Sunday 4 July 2010

Bend Over and Have a Look



The British painter J.M.W. Turner had the habit, when studying a new landscape, to bend low and look at the scene through his spread legs. While somewhat unorthodox as an approach, this “change of perspective” allowed him to see past “colour constancy”. Colour constancy is the phenomenon of human beings attributing certain colours to objects from memory, rather than by actually identifying them by sight. So I might look at an orange, and everything tells me instinctively that it is orange. But if I manage to get beyond this instinctive reaction, then I will notice that the orange is actually partially white, in places dark brown and black, in others deep red- and yes, in some places orange. Colour constancy is such a strong instinct that painters have to invent techniques and tools so as to find a fresh perspective and thus to paint what they see, not what they know.

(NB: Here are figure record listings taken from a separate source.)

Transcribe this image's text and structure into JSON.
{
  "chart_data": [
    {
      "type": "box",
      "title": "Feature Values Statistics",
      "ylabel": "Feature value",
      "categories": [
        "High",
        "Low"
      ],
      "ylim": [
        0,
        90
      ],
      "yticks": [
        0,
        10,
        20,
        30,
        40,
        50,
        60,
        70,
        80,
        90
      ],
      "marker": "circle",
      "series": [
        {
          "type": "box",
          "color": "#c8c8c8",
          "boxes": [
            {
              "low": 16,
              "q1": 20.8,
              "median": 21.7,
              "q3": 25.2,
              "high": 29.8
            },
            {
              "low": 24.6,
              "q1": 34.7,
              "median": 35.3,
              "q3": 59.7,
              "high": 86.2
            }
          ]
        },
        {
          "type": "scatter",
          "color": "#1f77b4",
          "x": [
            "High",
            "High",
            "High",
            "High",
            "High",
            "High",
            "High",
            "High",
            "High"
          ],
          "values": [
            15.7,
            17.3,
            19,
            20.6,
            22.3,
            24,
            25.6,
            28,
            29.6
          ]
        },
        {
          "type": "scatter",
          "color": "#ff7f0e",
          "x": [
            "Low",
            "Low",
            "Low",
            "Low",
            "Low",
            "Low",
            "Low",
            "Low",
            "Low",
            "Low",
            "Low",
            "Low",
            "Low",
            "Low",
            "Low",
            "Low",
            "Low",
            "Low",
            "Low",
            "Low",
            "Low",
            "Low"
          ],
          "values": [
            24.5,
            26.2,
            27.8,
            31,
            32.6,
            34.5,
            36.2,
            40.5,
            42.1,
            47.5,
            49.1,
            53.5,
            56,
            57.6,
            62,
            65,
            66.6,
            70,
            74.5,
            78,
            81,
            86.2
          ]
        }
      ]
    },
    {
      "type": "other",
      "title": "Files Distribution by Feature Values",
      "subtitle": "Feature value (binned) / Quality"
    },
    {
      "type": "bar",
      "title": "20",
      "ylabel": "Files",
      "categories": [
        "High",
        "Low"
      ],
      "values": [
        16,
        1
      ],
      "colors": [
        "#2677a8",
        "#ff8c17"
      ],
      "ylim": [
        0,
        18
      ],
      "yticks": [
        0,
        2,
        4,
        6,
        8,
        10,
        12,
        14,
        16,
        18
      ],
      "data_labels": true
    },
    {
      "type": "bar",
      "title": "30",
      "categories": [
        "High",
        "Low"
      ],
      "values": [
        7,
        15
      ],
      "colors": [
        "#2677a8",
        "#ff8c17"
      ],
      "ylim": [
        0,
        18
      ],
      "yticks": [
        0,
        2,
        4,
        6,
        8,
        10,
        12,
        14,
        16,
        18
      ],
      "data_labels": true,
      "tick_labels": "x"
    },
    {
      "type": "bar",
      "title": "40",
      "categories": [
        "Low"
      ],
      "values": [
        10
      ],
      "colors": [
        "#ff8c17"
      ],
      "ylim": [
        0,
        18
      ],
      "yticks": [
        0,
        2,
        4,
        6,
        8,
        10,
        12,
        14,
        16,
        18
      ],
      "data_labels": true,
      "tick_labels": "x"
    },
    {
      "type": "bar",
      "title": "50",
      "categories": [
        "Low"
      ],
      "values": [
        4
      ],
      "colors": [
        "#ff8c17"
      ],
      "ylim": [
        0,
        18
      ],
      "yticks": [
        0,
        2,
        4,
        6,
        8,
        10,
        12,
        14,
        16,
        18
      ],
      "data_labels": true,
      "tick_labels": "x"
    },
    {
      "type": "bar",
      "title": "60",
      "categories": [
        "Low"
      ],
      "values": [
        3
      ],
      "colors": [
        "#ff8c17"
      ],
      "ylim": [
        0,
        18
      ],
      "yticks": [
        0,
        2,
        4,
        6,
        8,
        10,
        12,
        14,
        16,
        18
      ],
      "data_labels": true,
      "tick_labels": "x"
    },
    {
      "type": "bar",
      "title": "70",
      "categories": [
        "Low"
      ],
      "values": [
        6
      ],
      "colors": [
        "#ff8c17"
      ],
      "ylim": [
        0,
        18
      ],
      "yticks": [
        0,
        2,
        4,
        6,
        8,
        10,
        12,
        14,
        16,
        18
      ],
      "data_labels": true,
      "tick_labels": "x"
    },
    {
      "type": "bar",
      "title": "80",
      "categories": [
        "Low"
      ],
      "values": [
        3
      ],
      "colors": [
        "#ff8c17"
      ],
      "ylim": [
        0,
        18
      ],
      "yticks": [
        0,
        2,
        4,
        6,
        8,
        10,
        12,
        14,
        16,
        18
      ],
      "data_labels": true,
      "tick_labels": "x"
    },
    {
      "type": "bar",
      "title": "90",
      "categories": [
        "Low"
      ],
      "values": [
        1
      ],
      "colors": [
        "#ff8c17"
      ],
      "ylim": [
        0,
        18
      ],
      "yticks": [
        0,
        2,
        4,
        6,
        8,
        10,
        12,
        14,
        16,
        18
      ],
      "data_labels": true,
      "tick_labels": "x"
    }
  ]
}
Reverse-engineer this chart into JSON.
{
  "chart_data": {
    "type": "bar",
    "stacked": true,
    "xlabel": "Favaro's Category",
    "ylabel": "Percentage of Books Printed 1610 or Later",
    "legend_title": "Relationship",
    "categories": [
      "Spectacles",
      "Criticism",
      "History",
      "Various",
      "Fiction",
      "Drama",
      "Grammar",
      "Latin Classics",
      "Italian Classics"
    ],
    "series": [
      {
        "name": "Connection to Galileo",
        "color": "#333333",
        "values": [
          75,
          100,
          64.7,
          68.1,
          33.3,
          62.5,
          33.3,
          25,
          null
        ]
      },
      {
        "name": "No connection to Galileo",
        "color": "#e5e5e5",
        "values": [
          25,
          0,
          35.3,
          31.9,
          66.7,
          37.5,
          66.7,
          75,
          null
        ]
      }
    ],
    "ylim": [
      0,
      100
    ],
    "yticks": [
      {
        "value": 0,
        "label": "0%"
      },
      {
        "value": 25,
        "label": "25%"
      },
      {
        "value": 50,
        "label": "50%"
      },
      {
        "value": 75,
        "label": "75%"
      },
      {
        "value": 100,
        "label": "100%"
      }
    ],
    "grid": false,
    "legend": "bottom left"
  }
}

Colour constancy does not just affect painters; in our daily relationships we can also be prone to that phenomenon, by assuming that we already know what the other one is like. In order to make human interactions easier, we tend to put people into boxes, categories, schemata. And especially if we have known somebody for a long time, then the temptation is immense to attribute certain characteristics, “colours” and traits to the other. “I know what you are like” is what I say, at least to myself, and I stop looking and listening. In other words, there is no more mystery about the other, no more surprise, we have them pegged and figured out. But the truth is that we are wrong, and by making such assumptions we not only box the other in, we deprive ourselves of discovering new things about them. However long we have known somebody, there is always something new to discover. And if stop discovering, then our relationships become dull and predictable. So maybe it is time we bent over like Turner and took another look?